Moriva ieri a Messina Rosario Costa, nell’impatto con un autocompattatore.
Rosario Costa aveva soli quattordici anni e la sua più grande passione era la bici. Pedalava da sempre e in molti dicono che, se non si fosse verificata la tragedia, sarebbe diventato qualcuno nel mondo dello sport. I sogni, però, a volte vengono infranti da un destino avverso.
I sogni adolescenziali sono quelli che spingono le gambe a correre, a saltare, a pedalare. I desideri e le aspirazioni di quando si avevano quattordici anni sono punti fissi nella mente, a volte perché nella loro realizzazione la vita è cambiata totalmente e a volte perché il rimorso di non aver realizzato ciò che si voleva a tutti i costi è tanto grande da indurre a voler dimenticare.
Il giovane ciclista si stava allenando con alcuni compagni di squadra e il suo papà nella mattina del 15 maggio, quando si è schiantato contro un autocompattatore di immondizia, probabilmente sbandando per scansare una buca sull’asfalto della litoranea nord di Sant’Agata, vicino Messina.
Lo sforzo e la dedizione a volte inducono ad abbassare lo sguardo per procedere più velocemente. L’attenzione cala visibilmente ed è proprio quel momento di distrazione che è stato fatale per il piccolo Rosario.

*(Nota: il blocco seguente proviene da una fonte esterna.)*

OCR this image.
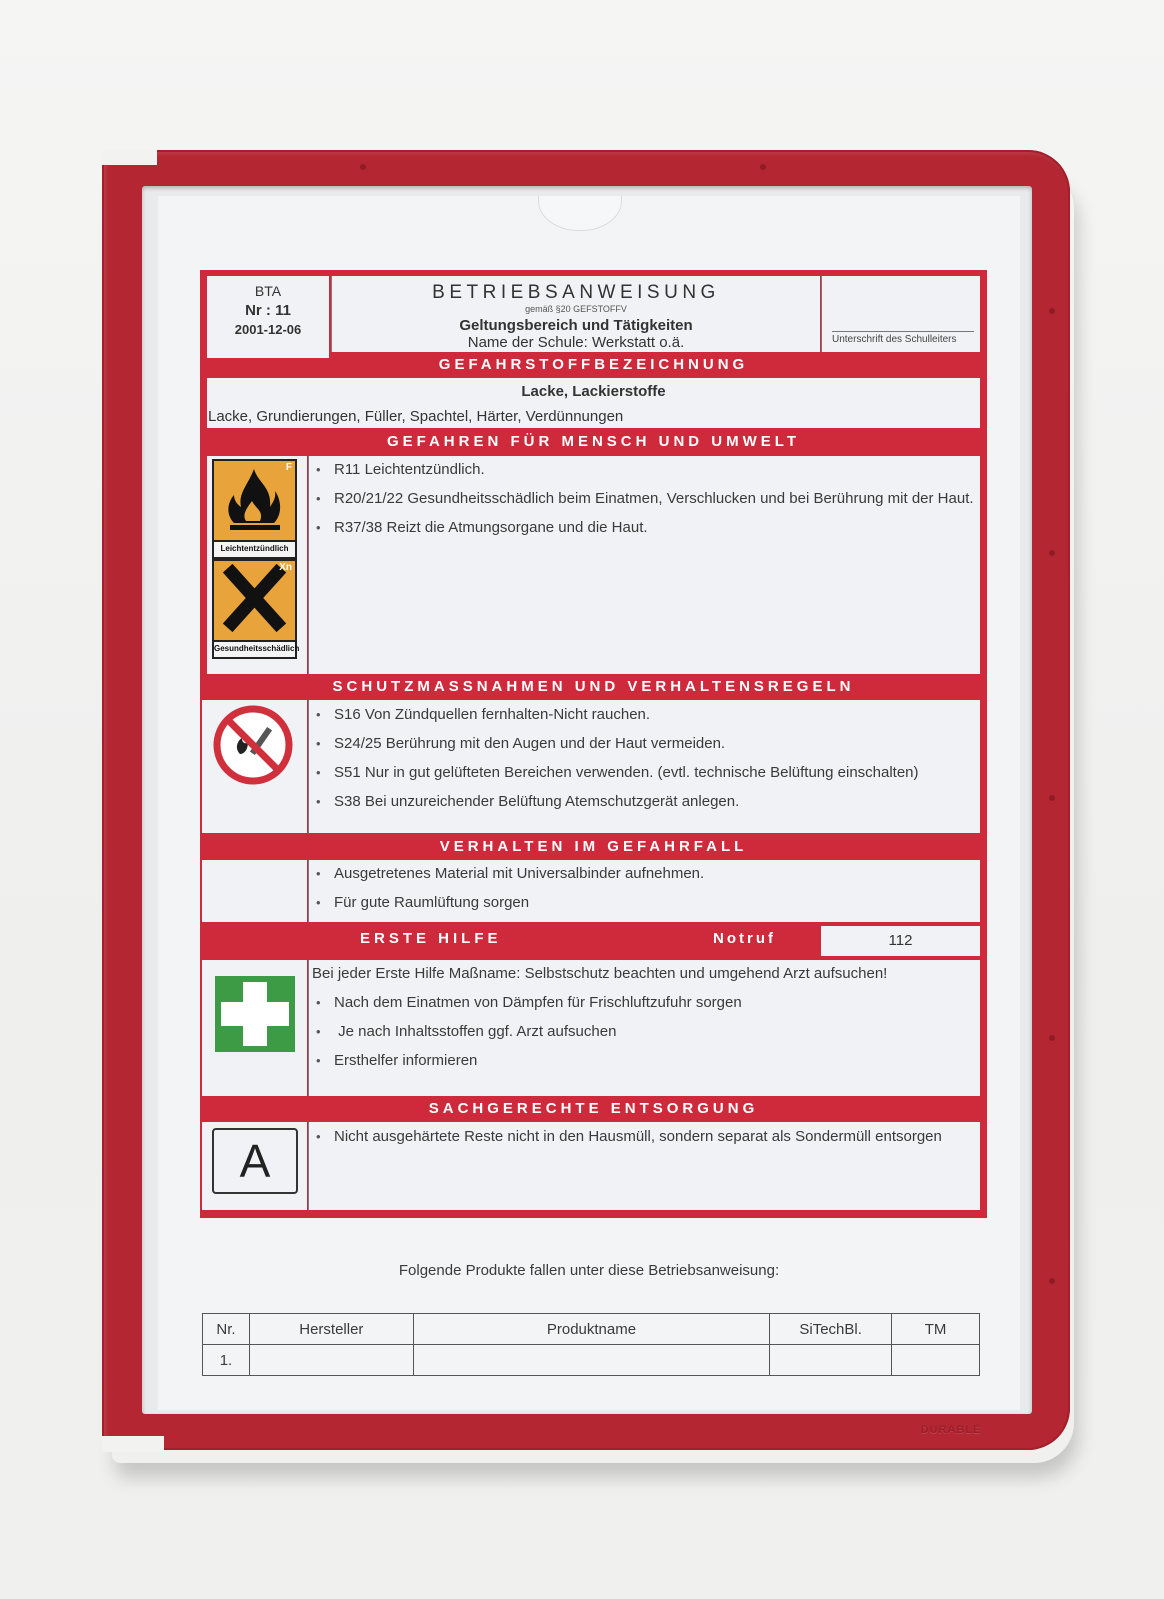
DURABLE
BTA
Nr : 11
2001-12-06
BETRIEBSANWEISUNG
gemäß §20 GEFSTOFFV
Geltungsbereich und Tätigkeiten
Name der Schule: Werkstatt o.ä.	Unterschrift des Schulleiters
GEFAHRSTOFFBEZEICHNUNG
Lacke, Lackierstoffe
Lacke, Grundierungen, Füller, Spachtel, Härter, Verdünnungen
GEFAHREN FÜR MENSCH UND UMWELT
F
Leichtentzündlich
Xn
Gesundheitsschädlich
• R11 Leichtentzündlich.
• R20/21/22 Gesundheitsschädlich beim Einatmen, Verschlucken und bei Berührung mit der Haut.
• R37/38 Reizt die Atmungsorgane und die Haut.
SCHUTZMASSNAHMEN UND VERHALTENSREGELN
• S16 Von Zündquellen fernhalten-Nicht rauchen.
• S24/25 Berührung mit den Augen und der Haut vermeiden.
• S51 Nur in gut gelüfteten Bereichen verwenden. (evtl. technische Belüftung einschalten)
• S38 Bei unzureichender Belüftung Atemschutzgerät anlegen.
VERHALTEN IM GEFAHRFALL
• Ausgetretenes Material mit Universalbinder aufnehmen.
• Für gute Raumlüftung sorgen
ERSTE HILFE	Notruf	112
Bei jeder Erste Hilfe Maßname: Selbstschutz beachten und umgehend Arzt aufsuchen!
• Nach dem Einatmen von Dämpfen für Frischluftzufuhr sorgen
•  Je nach Inhaltsstoffen ggf. Arzt aufsuchen
• Ersthelfer informieren
SACHGERECHTE ENTSORGUNG
A	• Nicht ausgehärtete Reste nicht in den Hausmüll, sondern separat als Sondermüll entsorgen
Folgende Produkte fallen unter diese Betriebsanweisung:
Nr.	Hersteller	Produktname	SiTechBl.	TM
1.				
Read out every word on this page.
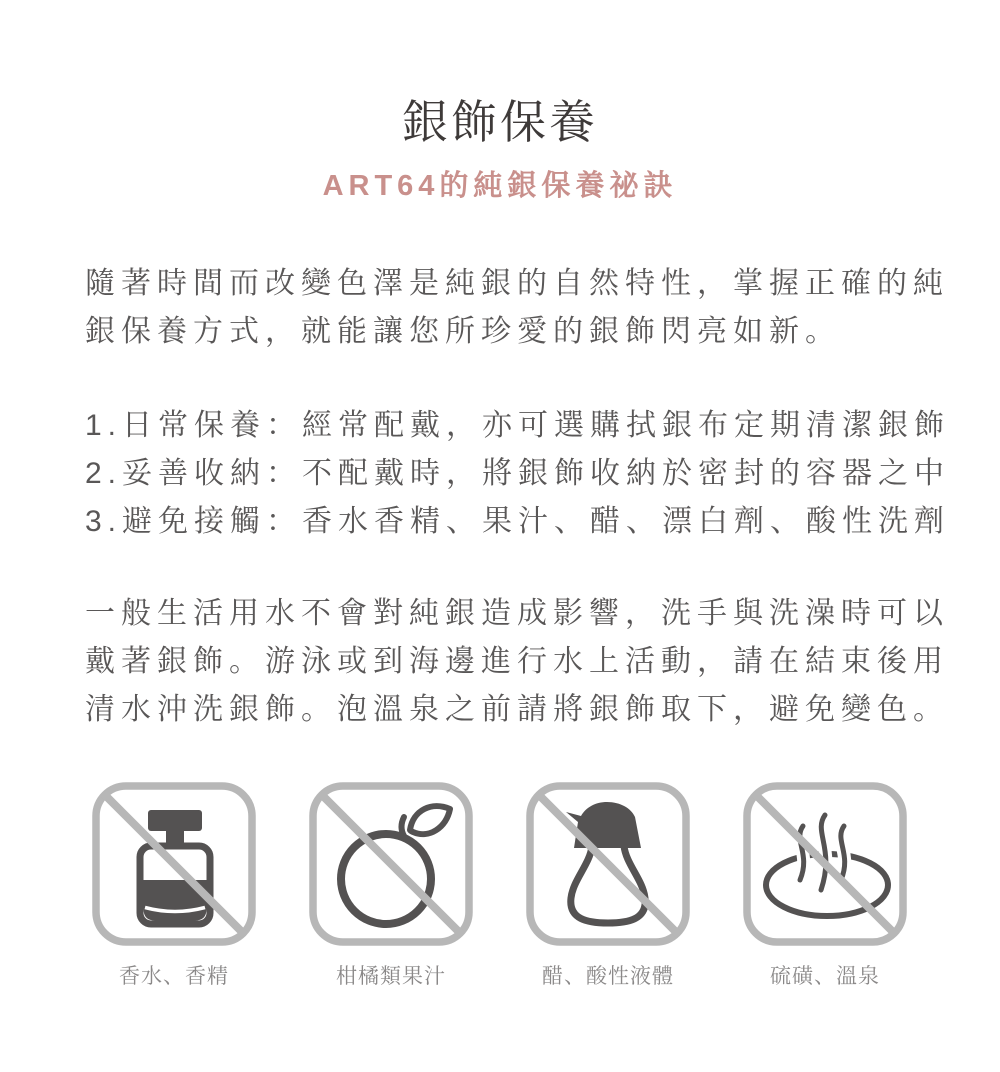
銀飾保養
ART64的純銀保養祕訣
隨著時間而改變色澤是純銀的自然特性，掌握正確的純
銀保養方式，就能讓您所珍愛的銀飾閃亮如新。
1.日常保養：經常配戴，亦可選購拭銀布定期清潔銀飾
2.妥善收納：不配戴時，將銀飾收納於密封的容器之中
3.避免接觸：香水香精、果汁、醋、漂白劑、酸性洗劑
一般生活用水不會對純銀造成影響，洗手與洗澡時可以
戴著銀飾。游泳或到海邊進行水上活動，請在結束後用
清水沖洗銀飾。泡溫泉之前請將銀飾取下，避免變色。
香水、香精	柑橘類果汁	醋、酸性液體	硫磺、溫泉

Il quattordicenne siciliano pedalava e gareggiava nella Asd Nibali, la squadra dilettantistica del campione messinese Vincenzo Nibali che, addolorato e commosso, ha salutato il ragazzo al termine della nona tappa del Giro d’Italia.
Subito dopo lo schianto il ragazzo è stato trasportato all’ospedale Papardo di Messina in codice rosso, sotto gli occhi di un padre incredulo. Qui “la giovane promessa del ciclismo”, così come lo ha definito Vincenzo Nibali, si è spenta lasciando alla sua famiglia e tutti coloro i quali la conoscevano i suoi sogni e la sua bici che da adesso non avrà un padrone.
Le immagini dello schianto sono state riprese da alcune telecamere di sorveglianza. Una storia di sogni e speranze ma con molti interrogativi da risolvere.